Kapingamarangi - Economy



Subsistence and Commercial Activities. Kapinga people continue to subsist on local products, especially coconuts, breadfruit, pandanus fruit, and taro. Of these, only taro requires constant care, which has intensified since the 1880s when Cyrtosperma largely replaced Alocasia. This variety of taro grew faster and larger than the native one and quickly became a staple. Coconut groves have largely replaced Pandanus groves to accommodate the copra trade, the income from which has been augmented by government and municipal salaried jobs and the sale of handicrafts. Cash income is used to buy foods such as rice, coffee, sugar, tea, tinned fish, and candies; tools and utensils; and, recently, gasoline for the outboard engines that have largely replaced sails on the canoes. Imports are retailed by a cooperative, a branch of the Pohnpei Federation of Cooperatives, which buys copra from local producers.
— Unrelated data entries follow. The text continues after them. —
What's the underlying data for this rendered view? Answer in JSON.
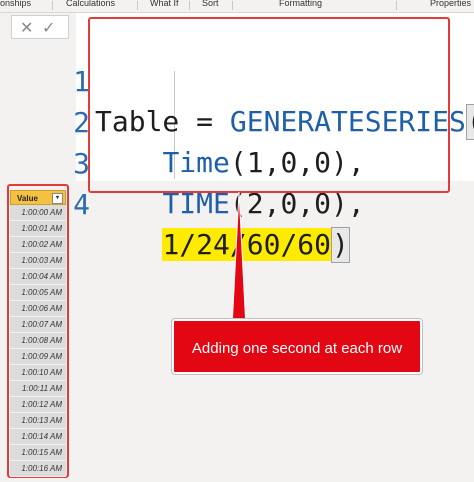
{
  "ribbon": {
    "items": [
      "onships",
      "Calculations",
      "What If",
      "Sort",
      "Formatting",
      "Properties"
    ]
  },
  "formula_bar": {
    "cancel_icon": "✕",
    "commit_icon": "✓",
    "lines": [
      {
        "num": "1",
        "pre": "Table = ",
        "kw": "GENERATESERIES",
        "post": "("
      },
      {
        "num": "2",
        "indent": "    ",
        "kw": "Time",
        "post": "(1,0,0),"
      },
      {
        "num": "3",
        "indent": "    ",
        "kw": "TIME",
        "post": "(2,0,0),"
      },
      {
        "num": "4",
        "indent": "    ",
        "hl": "1/24/60/60",
        "post": ")"
      }
    ]
  },
  "table": {
    "header": "Value",
    "rows": [
      "1:00:00 AM",
      "1:00:01 AM",
      "1:00:02 AM",
      "1:00:03 AM",
      "1:00:04 AM",
      "1:00:05 AM",
      "1:00:06 AM",
      "1:00:07 AM",
      "1:00:08 AM",
      "1:00:09 AM",
      "1:00:10 AM",
      "1:00:11 AM",
      "1:00:12 AM",
      "1:00:13 AM",
      "1:00:14 AM",
      "1:00:15 AM",
      "1:00:16 AM"
    ]
  },
  "callout": {
    "text": "Adding one second at each row",
    "color": "#e30613"
  },
  "colors": {
    "highlight": "#ffeb00",
    "keyword": "#1f5fa8",
    "annotation_border": "#e33a3a",
    "header_fill": "#f4c142"
  }
}
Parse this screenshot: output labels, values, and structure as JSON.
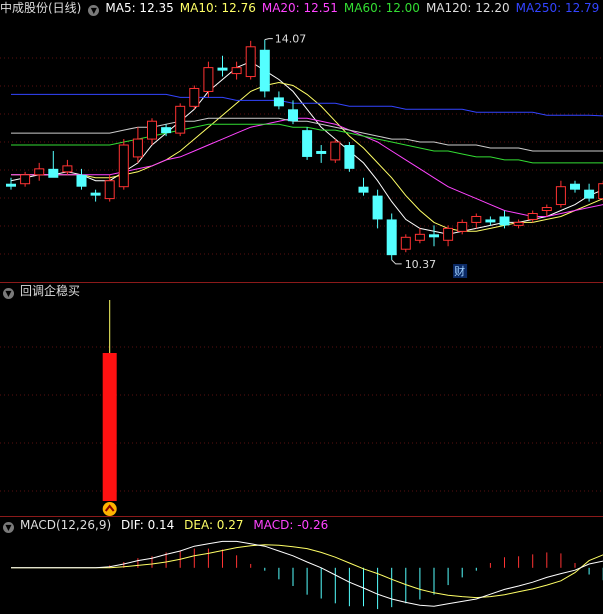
{
  "price_panel": {
    "title": "中成股份(日线)",
    "ma": [
      {
        "label": "MA5: 12.35",
        "color": "#ffffff"
      },
      {
        "label": "MA10: 12.76",
        "color": "#ffff66"
      },
      {
        "label": "MA20: 12.51",
        "color": "#ff44ff"
      },
      {
        "label": "MA60: 12.00",
        "color": "#33dd33"
      },
      {
        "label": "MA120: 12.20",
        "color": "#dddddd"
      },
      {
        "label": "MA250: 12.79",
        "color": "#3344ff"
      }
    ],
    "high_label": "14.07",
    "low_label": "10.37",
    "badge": "财",
    "up_color": "#ff3333",
    "down_color": "#54ffff"
  },
  "indicator_panel": {
    "title": "回调企稳买",
    "bar_color": "#ff1111"
  },
  "macd_panel": {
    "title": "MACD(12,26,9)",
    "dif": "DIF: 0.14",
    "dea": "DEA: 0.27",
    "macd": "MACD: -0.26",
    "dif_color": "#ffffff",
    "dea_color": "#ffff66",
    "macd_color": "#ff44ff"
  },
  "chart_data": {
    "type": "candlestick",
    "ohlc": [
      [
        11.65,
        11.75,
        11.55,
        11.6
      ],
      [
        11.65,
        11.85,
        11.6,
        11.8
      ],
      [
        11.8,
        12.0,
        11.7,
        11.9
      ],
      [
        11.9,
        12.2,
        11.85,
        11.75
      ],
      [
        11.85,
        12.05,
        11.8,
        11.95
      ],
      [
        11.8,
        11.9,
        11.55,
        11.6
      ],
      [
        11.5,
        11.55,
        11.35,
        11.45
      ],
      [
        11.4,
        11.8,
        11.35,
        11.7
      ],
      [
        11.6,
        12.4,
        11.55,
        12.3
      ],
      [
        12.1,
        12.6,
        12.0,
        12.4
      ],
      [
        12.4,
        12.75,
        12.3,
        12.7
      ],
      [
        12.6,
        12.65,
        12.45,
        12.5
      ],
      [
        12.5,
        13.0,
        12.45,
        12.95
      ],
      [
        12.95,
        13.3,
        12.9,
        13.25
      ],
      [
        13.2,
        13.7,
        13.1,
        13.6
      ],
      [
        13.6,
        13.8,
        13.45,
        13.55
      ],
      [
        13.5,
        13.7,
        13.4,
        13.6
      ],
      [
        13.45,
        14.05,
        13.4,
        13.95
      ],
      [
        13.9,
        14.07,
        13.1,
        13.2
      ],
      [
        13.1,
        13.2,
        12.9,
        12.95
      ],
      [
        12.9,
        13.05,
        12.65,
        12.7
      ],
      [
        12.55,
        12.6,
        12.05,
        12.1
      ],
      [
        12.2,
        12.3,
        12.0,
        12.15
      ],
      [
        12.05,
        12.4,
        12.0,
        12.35
      ],
      [
        12.3,
        12.35,
        11.85,
        11.9
      ],
      [
        11.6,
        11.75,
        11.45,
        11.5
      ],
      [
        11.45,
        11.55,
        10.9,
        11.05
      ],
      [
        11.05,
        11.15,
        10.37,
        10.45
      ],
      [
        10.55,
        10.8,
        10.5,
        10.75
      ],
      [
        10.7,
        10.9,
        10.65,
        10.8
      ],
      [
        10.8,
        10.95,
        10.6,
        10.75
      ],
      [
        10.7,
        10.95,
        10.6,
        10.9
      ],
      [
        10.85,
        11.05,
        10.8,
        11.0
      ],
      [
        11.0,
        11.15,
        10.9,
        11.1
      ],
      [
        11.05,
        11.1,
        10.95,
        11.0
      ],
      [
        11.1,
        11.2,
        10.9,
        10.95
      ],
      [
        10.95,
        11.05,
        10.9,
        11.0
      ],
      [
        11.05,
        11.2,
        11.0,
        11.15
      ],
      [
        11.2,
        11.3,
        11.1,
        11.25
      ],
      [
        11.3,
        11.7,
        11.25,
        11.6
      ],
      [
        11.65,
        11.7,
        11.5,
        11.55
      ],
      [
        11.55,
        11.65,
        11.35,
        11.4
      ],
      [
        11.4,
        11.7,
        11.35,
        11.65
      ]
    ],
    "ma_lines": {
      "MA5": [
        11.7,
        11.75,
        11.8,
        11.8,
        11.85,
        11.8,
        11.7,
        11.7,
        11.85,
        12.0,
        12.3,
        12.5,
        12.7,
        12.9,
        13.2,
        13.4,
        13.6,
        13.7,
        13.55,
        13.4,
        13.2,
        12.9,
        12.6,
        12.4,
        12.2,
        12.0,
        11.7,
        11.35,
        11.05,
        10.9,
        10.85,
        10.8,
        10.85,
        10.9,
        10.95,
        11.0,
        11.0,
        11.05,
        11.1,
        11.2,
        11.3,
        11.45,
        11.55
      ],
      "MA10": [
        11.8,
        11.8,
        11.8,
        11.8,
        11.8,
        11.8,
        11.75,
        11.75,
        11.8,
        11.85,
        11.95,
        12.05,
        12.2,
        12.4,
        12.6,
        12.8,
        13.0,
        13.2,
        13.3,
        13.35,
        13.3,
        13.15,
        12.95,
        12.7,
        12.45,
        12.25,
        12.0,
        11.75,
        11.45,
        11.2,
        11.0,
        10.9,
        10.85,
        10.85,
        10.9,
        10.95,
        11.0,
        11.0,
        11.05,
        11.1,
        11.2,
        11.3,
        11.4
      ],
      "MA20": [
        11.8,
        11.8,
        11.8,
        11.8,
        11.8,
        11.8,
        11.8,
        11.8,
        11.85,
        11.9,
        11.95,
        12.05,
        12.1,
        12.2,
        12.3,
        12.4,
        12.5,
        12.6,
        12.65,
        12.7,
        12.75,
        12.75,
        12.7,
        12.65,
        12.55,
        12.45,
        12.35,
        12.2,
        12.05,
        11.9,
        11.75,
        11.6,
        11.5,
        11.4,
        11.3,
        11.2,
        11.15,
        11.1,
        11.1,
        11.15,
        11.2,
        11.25,
        11.3
      ],
      "MA60": [
        12.3,
        12.3,
        12.3,
        12.3,
        12.3,
        12.3,
        12.3,
        12.3,
        12.35,
        12.4,
        12.45,
        12.5,
        12.55,
        12.6,
        12.65,
        12.65,
        12.65,
        12.65,
        12.65,
        12.65,
        12.6,
        12.6,
        12.55,
        12.55,
        12.5,
        12.45,
        12.4,
        12.35,
        12.3,
        12.25,
        12.2,
        12.2,
        12.15,
        12.1,
        12.1,
        12.05,
        12.05,
        12.0,
        12.0,
        12.0,
        12.0,
        12.0,
        12.0
      ],
      "MA120": [
        12.5,
        12.5,
        12.5,
        12.5,
        12.5,
        12.5,
        12.5,
        12.5,
        12.55,
        12.6,
        12.6,
        12.65,
        12.7,
        12.7,
        12.75,
        12.75,
        12.75,
        12.75,
        12.75,
        12.75,
        12.7,
        12.7,
        12.65,
        12.6,
        12.55,
        12.5,
        12.45,
        12.4,
        12.4,
        12.35,
        12.35,
        12.3,
        12.3,
        12.3,
        12.25,
        12.25,
        12.25,
        12.2,
        12.2,
        12.2,
        12.2,
        12.2,
        12.2
      ],
      "MA250": [
        13.15,
        13.15,
        13.15,
        13.15,
        13.15,
        13.15,
        13.15,
        13.15,
        13.15,
        13.15,
        13.15,
        13.15,
        13.1,
        13.1,
        13.1,
        13.1,
        13.05,
        13.05,
        13.05,
        13.05,
        13.0,
        13.0,
        13.0,
        13.0,
        12.95,
        12.95,
        12.95,
        12.95,
        12.9,
        12.9,
        12.9,
        12.9,
        12.9,
        12.85,
        12.85,
        12.85,
        12.85,
        12.85,
        12.8,
        12.8,
        12.8,
        12.8,
        12.79
      ]
    },
    "price_range": [
      10.1,
      14.4
    ],
    "signal_index": 7,
    "signal_value": 1.0,
    "macd": {
      "dif": [
        0.0,
        0.0,
        0.0,
        0.0,
        0.0,
        0.0,
        0.0,
        0.02,
        0.08,
        0.15,
        0.2,
        0.28,
        0.35,
        0.45,
        0.5,
        0.55,
        0.55,
        0.5,
        0.45,
        0.35,
        0.25,
        0.12,
        0.0,
        -0.15,
        -0.3,
        -0.42,
        -0.55,
        -0.65,
        -0.72,
        -0.78,
        -0.8,
        -0.75,
        -0.7,
        -0.65,
        -0.55,
        -0.45,
        -0.38,
        -0.3,
        -0.2,
        -0.12,
        -0.05,
        0.08,
        0.14
      ],
      "dea": [
        0.0,
        0.0,
        0.0,
        0.0,
        0.0,
        0.0,
        0.0,
        0.0,
        0.02,
        0.05,
        0.08,
        0.12,
        0.18,
        0.25,
        0.3,
        0.36,
        0.42,
        0.46,
        0.48,
        0.47,
        0.44,
        0.4,
        0.32,
        0.22,
        0.1,
        -0.02,
        -0.12,
        -0.24,
        -0.35,
        -0.45,
        -0.52,
        -0.57,
        -0.6,
        -0.62,
        -0.6,
        -0.56,
        -0.5,
        -0.44,
        -0.36,
        -0.27,
        -0.1,
        0.15,
        0.27
      ],
      "hist": [
        0.0,
        0.0,
        0.0,
        0.0,
        0.0,
        0.0,
        0.0,
        0.05,
        0.12,
        0.2,
        0.24,
        0.32,
        0.34,
        0.4,
        0.4,
        0.38,
        0.26,
        0.08,
        -0.06,
        -0.24,
        -0.38,
        -0.56,
        -0.64,
        -0.74,
        -0.8,
        -0.8,
        -0.86,
        -0.82,
        -0.74,
        -0.66,
        -0.56,
        -0.36,
        -0.2,
        -0.06,
        0.1,
        0.22,
        0.24,
        0.28,
        0.32,
        0.3,
        0.1,
        -0.14,
        -0.26
      ],
      "range": [
        -0.9,
        0.6
      ]
    }
  }
}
Industrial Arts. Traditionally, Kapinga produced a variety of implements, using wood for houses, canoes, handles, paddles, breadfruit grating stands, poles, digging sticks, traps, and outrigger-canoe parts. Coconut husk was made into sennit cord and the cord into ropes and coir nets. Hibiscus and breadfruit bast was used for clothing and cordage. Shells were used for cutting, scraping, and abrading tools, and coconut and pandanus leaves made thatch and a variety of mats. Pandanus leaf was also used for canoe sails and, woven with a backstrap loom, clothing. Since World War II many of these items have been produced for the handicraft market, which yields a significant percentage of the income of Porakied Villagers on Pohnpei. The copra trade allowed Kapinga to replace their shell tools with metal counterparts, and since the 1950s locally produced fishing lines and netting fiber have been replaced by mail-order nylon and other synthetics. Canvas sails have replaced those made from plaited pandanus leaf.

Trade. Other than copra production and commercial fishing and handicrafts on Pohnpei, the only other significant trade—again on Pohnpei—has been that of trade friendships between Kapinga and their Micronesian neighbors, usually involving the exchange of fish for vegetable foods.
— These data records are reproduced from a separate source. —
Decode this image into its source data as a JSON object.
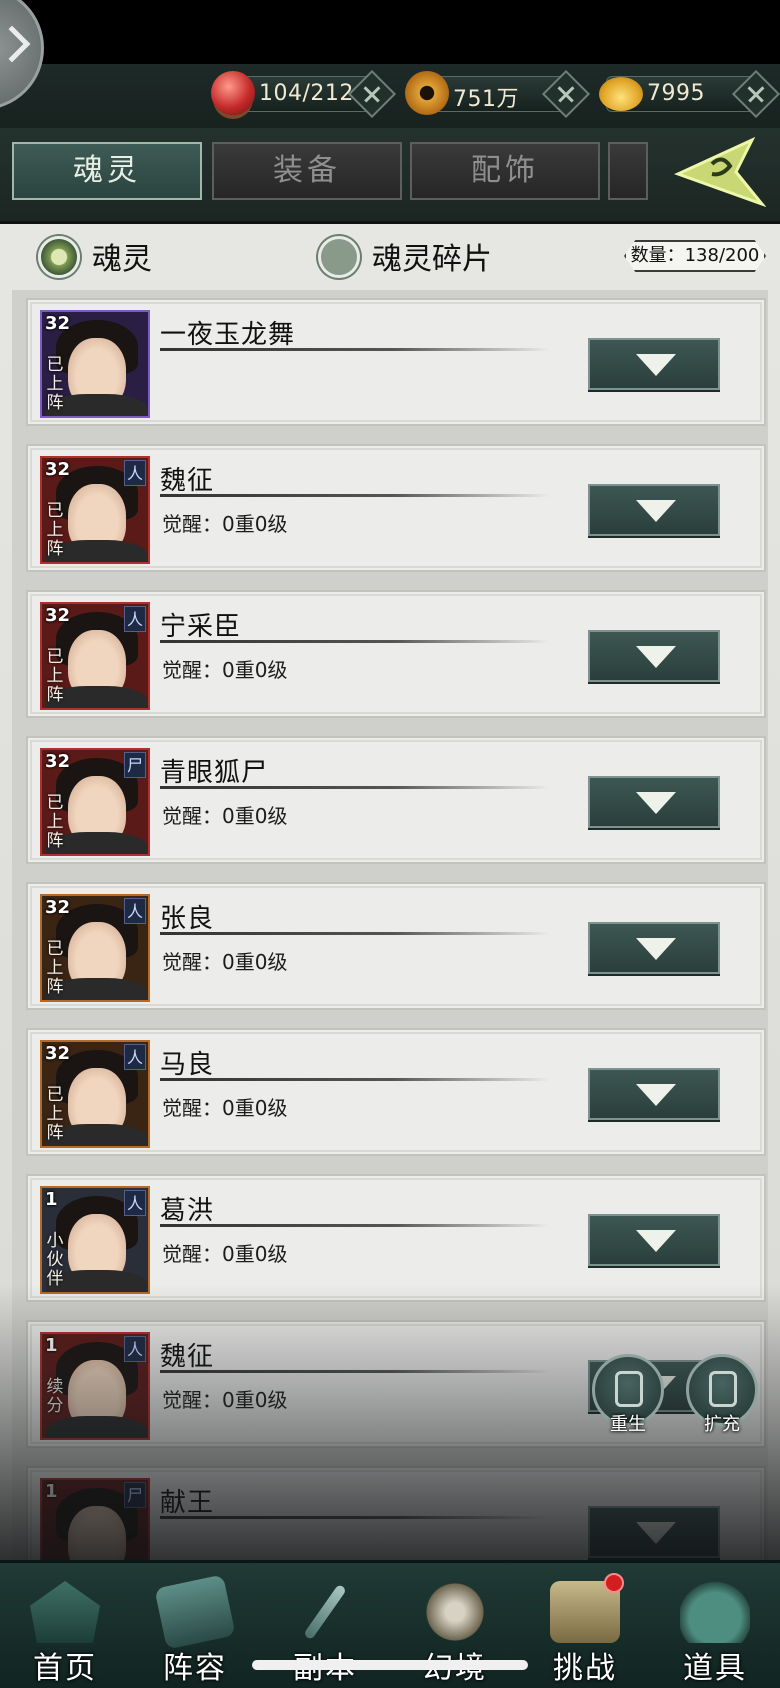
{
  "resources": [
    {
      "icon": "red-orb-icon",
      "value": "104/212"
    },
    {
      "icon": "copper-coin-icon",
      "value": "751万"
    },
    {
      "icon": "gold-ingot-icon",
      "value": "7995"
    }
  ],
  "tabs": [
    {
      "label": "魂灵",
      "active": true
    },
    {
      "label": "装备",
      "active": false
    },
    {
      "label": "配饰",
      "active": false
    }
  ],
  "filter": {
    "option_soul": "魂灵",
    "option_fragments": "魂灵碎片",
    "count": "数量：138/200"
  },
  "cards": [
    {
      "level": "32",
      "tag": "已上阵",
      "element": "",
      "name": "一夜玉龙舞",
      "awaken": "",
      "frame": "purple"
    },
    {
      "level": "32",
      "tag": "已上阵",
      "element": "人",
      "name": "魏征",
      "awaken": "觉醒：0重0级",
      "frame": "red"
    },
    {
      "level": "32",
      "tag": "已上阵",
      "element": "人",
      "name": "宁采臣",
      "awaken": "觉醒：0重0级",
      "frame": "red"
    },
    {
      "level": "32",
      "tag": "已上阵",
      "element": "尸",
      "name": "青眼狐尸",
      "awaken": "觉醒：0重0级",
      "frame": "red"
    },
    {
      "level": "32",
      "tag": "已上阵",
      "element": "人",
      "name": "张良",
      "awaken": "觉醒：0重0级",
      "frame": "orange"
    },
    {
      "level": "32",
      "tag": "已上阵",
      "element": "人",
      "name": "马良",
      "awaken": "觉醒：0重0级",
      "frame": "orange"
    },
    {
      "level": "1",
      "tag": "小伙伴",
      "element": "人",
      "name": "葛洪",
      "awaken": "觉醒：0重0级",
      "frame": "blue"
    },
    {
      "level": "1",
      "tag": "续分",
      "element": "人",
      "name": "魏征",
      "awaken": "觉醒：0重0级",
      "frame": "red"
    },
    {
      "level": "1",
      "tag": "",
      "element": "尸",
      "name": "献王",
      "awaken": "",
      "frame": "red"
    }
  ],
  "float_buttons": {
    "rebirth": "重生",
    "expand": "扩充"
  },
  "nav": [
    {
      "label": "首页",
      "icon": "home-icon"
    },
    {
      "label": "阵容",
      "icon": "lineup-icon"
    },
    {
      "label": "副本",
      "icon": "dungeon-icon"
    },
    {
      "label": "幻境",
      "icon": "illusion-icon"
    },
    {
      "label": "挑战",
      "icon": "challenge-icon"
    },
    {
      "label": "道具",
      "icon": "items-icon"
    }
  ],
  "colors": {
    "accent": "#3d5753",
    "frame_red": "#b03030",
    "frame_purple": "#7c5cc4",
    "frame_orange": "#b46a28"
  }
}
Division of Labor. As in most Pacific societies, the division of labor is based mainly on gender and age. Women Control the domestic sphere, centered in the residence compounds, where they cook, wash clothes, care for children, and do craft work (basketry and mat making). Women leave their compounds to help relatives in other compounds and to work in their taro patches, located on one of the central islets and three other outlying ones. The quintessence of manhood is fishing, but men also harvest fruit from trees and construct and repair houses and gear. Men also made both their own and women's wraparound skirts from hisbiscus and breadfruit bast before people adopted imported cloth. Because women are responsible for scheduling meals (and assessing food needs that require harvest trips to outer islet groves and taro gardens), they have a lien on men's time and canoes. Men have to schedule their work around the needs of their households.

Land Tenure. Kapingamarangi is typical of Oceanic atolls in its identification of relations regarding land with relations among kin. On a cultural level, land and kinship are defined in terms of each other. Every transaction in land, therefore, implies some sort of kin relation. Kapinga distinguish taro plots from "land," i.e., dry land used for groves. Taro plots are always owned by individual persons while "land" proper is owned either individually or, more often, by kin groups. Rights to dry land are either ownership rights or use rights. Ownership of land involves using it at will for any and all of its purposes, including residence; harvesting food, leaves, and wood; planting; and graves. Owners can also convey the land by will or gift. Use rights involve using land for some of its purposes (usually harvesting food, leaves, or wood) only with the permission of its owner. The application of these principles exemplifies the structure of kin relations and groups. Residence compounds are owned by descent groups called madawaawa, whose members are descendants of a former owner reckoned through both males and females. Garden land was and still is owned by individual persons or, more commonly, by cognatic descent groups called madahaanau. A person's or group's land usually consists of a bundle of rights in several plots scattered over different islets with part of the bundle coming from each parent.